Famiglia nel bosco, il Tribunale dell’Aquila scrive al Csm: «L’ispezione su noi è lecita?». Il ministero replica: «Agiamo secondo la normativa»

Ci atteniamo alle leggi. Questa in sostanza la risposta dal Ministero in merito alle accuse partite dal Tribunale dell’Aquila per la famiglia nel bosco. La presidente del Tribunale dell’Aquila, Nicoletta Orlandi, ha scritto al Csm ponendo con urgenza una domanda: se la tipologia di ispezione, da parte dei tecnici del ministero della Giustizia, sia legittima oppure eccessivamente invasiva o potenzialmente dannosa ai fini dell’autonomia e dell’indipendenza dei giudici. In serata è arrivata la replica del ministero di Nordio. «Questo ispettorato generale – riporta la nota – fa presente che, in adempimento dell’incarico di inchiesta amministrativa ricevuto con atto del Gabinetto, si è rigorosamente attenuto a quanto previsto dall’art.12 della legge n.1311 del 1962 e che tutta l’attività svolta in occasione dell’accesso in loco e le successive richieste di atti sono strettamente connesse, nonché necessarie, ad acquisire le informazioni volte al miglior adempimento dell’incarico ricevuto dall’onorevole Ministro della Giustizia, Carlo Nordio».
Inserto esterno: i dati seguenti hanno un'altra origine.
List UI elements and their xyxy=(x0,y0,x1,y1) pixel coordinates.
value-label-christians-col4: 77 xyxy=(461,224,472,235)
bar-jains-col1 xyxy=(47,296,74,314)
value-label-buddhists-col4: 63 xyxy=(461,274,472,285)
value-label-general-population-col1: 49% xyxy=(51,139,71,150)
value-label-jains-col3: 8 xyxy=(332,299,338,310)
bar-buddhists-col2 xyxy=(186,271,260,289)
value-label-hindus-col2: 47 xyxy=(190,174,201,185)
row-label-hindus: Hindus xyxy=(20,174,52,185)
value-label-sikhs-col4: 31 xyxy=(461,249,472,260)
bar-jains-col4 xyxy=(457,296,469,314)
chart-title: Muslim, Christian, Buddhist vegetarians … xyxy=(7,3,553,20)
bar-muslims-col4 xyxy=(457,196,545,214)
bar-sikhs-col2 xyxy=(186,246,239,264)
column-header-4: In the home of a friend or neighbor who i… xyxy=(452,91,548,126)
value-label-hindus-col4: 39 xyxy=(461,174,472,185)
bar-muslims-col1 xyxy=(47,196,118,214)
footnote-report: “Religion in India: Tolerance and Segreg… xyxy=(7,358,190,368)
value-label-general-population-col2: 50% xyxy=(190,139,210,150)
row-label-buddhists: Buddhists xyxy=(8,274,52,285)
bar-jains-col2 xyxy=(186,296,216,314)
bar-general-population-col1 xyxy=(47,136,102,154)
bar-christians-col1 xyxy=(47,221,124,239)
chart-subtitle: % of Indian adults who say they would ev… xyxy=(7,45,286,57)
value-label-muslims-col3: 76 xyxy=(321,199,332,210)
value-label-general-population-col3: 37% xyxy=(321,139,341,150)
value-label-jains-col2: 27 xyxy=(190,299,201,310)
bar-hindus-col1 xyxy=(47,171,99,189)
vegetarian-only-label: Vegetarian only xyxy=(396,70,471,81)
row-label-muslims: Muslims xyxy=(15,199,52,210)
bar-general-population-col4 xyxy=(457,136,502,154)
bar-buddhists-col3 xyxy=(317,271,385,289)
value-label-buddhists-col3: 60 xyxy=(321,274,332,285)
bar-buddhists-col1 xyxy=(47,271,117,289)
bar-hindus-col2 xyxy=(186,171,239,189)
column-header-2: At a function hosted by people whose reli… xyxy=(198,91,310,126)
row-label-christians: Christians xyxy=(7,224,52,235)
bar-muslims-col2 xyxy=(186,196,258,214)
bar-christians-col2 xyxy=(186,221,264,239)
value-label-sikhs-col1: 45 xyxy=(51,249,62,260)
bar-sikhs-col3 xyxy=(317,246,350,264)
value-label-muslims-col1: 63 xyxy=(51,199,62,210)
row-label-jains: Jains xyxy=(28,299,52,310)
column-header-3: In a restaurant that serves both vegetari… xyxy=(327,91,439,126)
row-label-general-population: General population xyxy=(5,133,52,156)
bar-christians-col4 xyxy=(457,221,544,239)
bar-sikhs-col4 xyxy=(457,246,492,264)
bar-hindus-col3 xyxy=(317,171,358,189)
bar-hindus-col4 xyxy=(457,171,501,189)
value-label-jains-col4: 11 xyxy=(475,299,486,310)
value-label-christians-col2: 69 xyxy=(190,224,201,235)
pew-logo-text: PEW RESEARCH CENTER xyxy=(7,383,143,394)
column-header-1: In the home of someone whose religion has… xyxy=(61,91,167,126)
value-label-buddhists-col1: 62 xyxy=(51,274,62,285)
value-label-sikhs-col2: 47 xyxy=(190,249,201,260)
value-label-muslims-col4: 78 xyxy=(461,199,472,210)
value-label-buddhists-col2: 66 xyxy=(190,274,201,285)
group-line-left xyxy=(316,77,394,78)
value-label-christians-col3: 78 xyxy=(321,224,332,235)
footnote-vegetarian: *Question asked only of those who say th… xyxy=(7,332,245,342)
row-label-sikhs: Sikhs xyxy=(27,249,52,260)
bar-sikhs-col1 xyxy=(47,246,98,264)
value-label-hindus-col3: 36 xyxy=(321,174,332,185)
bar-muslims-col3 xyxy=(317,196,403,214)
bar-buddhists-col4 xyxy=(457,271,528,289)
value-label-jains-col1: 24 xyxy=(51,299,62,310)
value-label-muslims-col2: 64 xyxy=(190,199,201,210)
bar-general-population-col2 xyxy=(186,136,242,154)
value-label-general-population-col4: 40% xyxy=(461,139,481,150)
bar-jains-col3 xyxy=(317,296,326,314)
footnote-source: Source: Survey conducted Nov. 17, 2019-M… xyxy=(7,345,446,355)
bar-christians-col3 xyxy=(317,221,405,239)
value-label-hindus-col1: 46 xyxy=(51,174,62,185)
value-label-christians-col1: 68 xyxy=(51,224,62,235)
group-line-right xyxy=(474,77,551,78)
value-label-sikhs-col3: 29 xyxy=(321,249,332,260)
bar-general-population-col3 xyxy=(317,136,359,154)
«Si evidenzia, peraltro, che il richiamato articolo 12 prevede che il Magistrato Ispettore di un inchiesta nei riguardi di un magistrato deve, al termine dell’indagine e senza l’osservanza di particolari formalità, chiedere informazioni al Capo dell’Ufficio e chiarimenti all’interessato e poi riferire in merito al servizio prestato da quest’ultimo. Si sottolinea, pertanto, che tutti gli accertamenti finora svolti sono stati rispettosi della sopra descritta normativa che, peraltro, non richiede “l’osservanza di particolari formalità nella conduzione dell’inchiesta amministrativa”», aggiungono dal ministero in una nota.
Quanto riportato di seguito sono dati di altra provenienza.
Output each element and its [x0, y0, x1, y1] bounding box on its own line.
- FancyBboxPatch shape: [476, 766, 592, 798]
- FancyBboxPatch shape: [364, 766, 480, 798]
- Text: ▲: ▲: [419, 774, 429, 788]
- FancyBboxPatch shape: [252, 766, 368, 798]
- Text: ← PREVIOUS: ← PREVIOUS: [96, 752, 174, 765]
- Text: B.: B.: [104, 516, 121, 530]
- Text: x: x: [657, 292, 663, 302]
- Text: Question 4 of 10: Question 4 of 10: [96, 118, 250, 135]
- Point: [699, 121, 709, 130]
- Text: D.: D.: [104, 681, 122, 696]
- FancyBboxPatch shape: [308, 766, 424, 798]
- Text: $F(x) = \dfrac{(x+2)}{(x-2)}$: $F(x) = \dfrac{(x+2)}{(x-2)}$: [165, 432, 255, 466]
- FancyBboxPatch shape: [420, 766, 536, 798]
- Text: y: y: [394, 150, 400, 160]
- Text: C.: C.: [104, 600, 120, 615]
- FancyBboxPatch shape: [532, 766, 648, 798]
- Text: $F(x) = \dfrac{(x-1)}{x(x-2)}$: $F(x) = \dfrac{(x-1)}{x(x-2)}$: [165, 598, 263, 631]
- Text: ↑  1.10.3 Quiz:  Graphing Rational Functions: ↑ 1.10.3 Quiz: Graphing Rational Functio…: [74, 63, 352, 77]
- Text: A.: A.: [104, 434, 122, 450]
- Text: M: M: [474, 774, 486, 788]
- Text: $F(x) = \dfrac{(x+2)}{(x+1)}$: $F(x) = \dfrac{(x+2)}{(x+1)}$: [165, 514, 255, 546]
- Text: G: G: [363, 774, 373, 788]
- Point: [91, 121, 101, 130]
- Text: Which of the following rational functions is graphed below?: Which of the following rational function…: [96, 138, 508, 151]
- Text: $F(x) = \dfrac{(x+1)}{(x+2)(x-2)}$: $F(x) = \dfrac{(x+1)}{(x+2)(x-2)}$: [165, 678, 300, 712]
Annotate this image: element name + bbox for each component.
Il nodo del monitoraggio continuo che insospettisce i giudici abruzzesi
Per la presidente Orlandi invece, gli ispettori avrebbero chiesto di monitorare l’andamento del procedimento e il contenuto dei successivi provvedimenti dei magistrati sulla vicenda, richiedendo l’eventuale acquisizione di atti istruttori. Per questo una richiesta formale al Csm, sostenuta anche dall’Associazione nazionale magistrati. Facendo diventare il dibattito inevitabilmente politico.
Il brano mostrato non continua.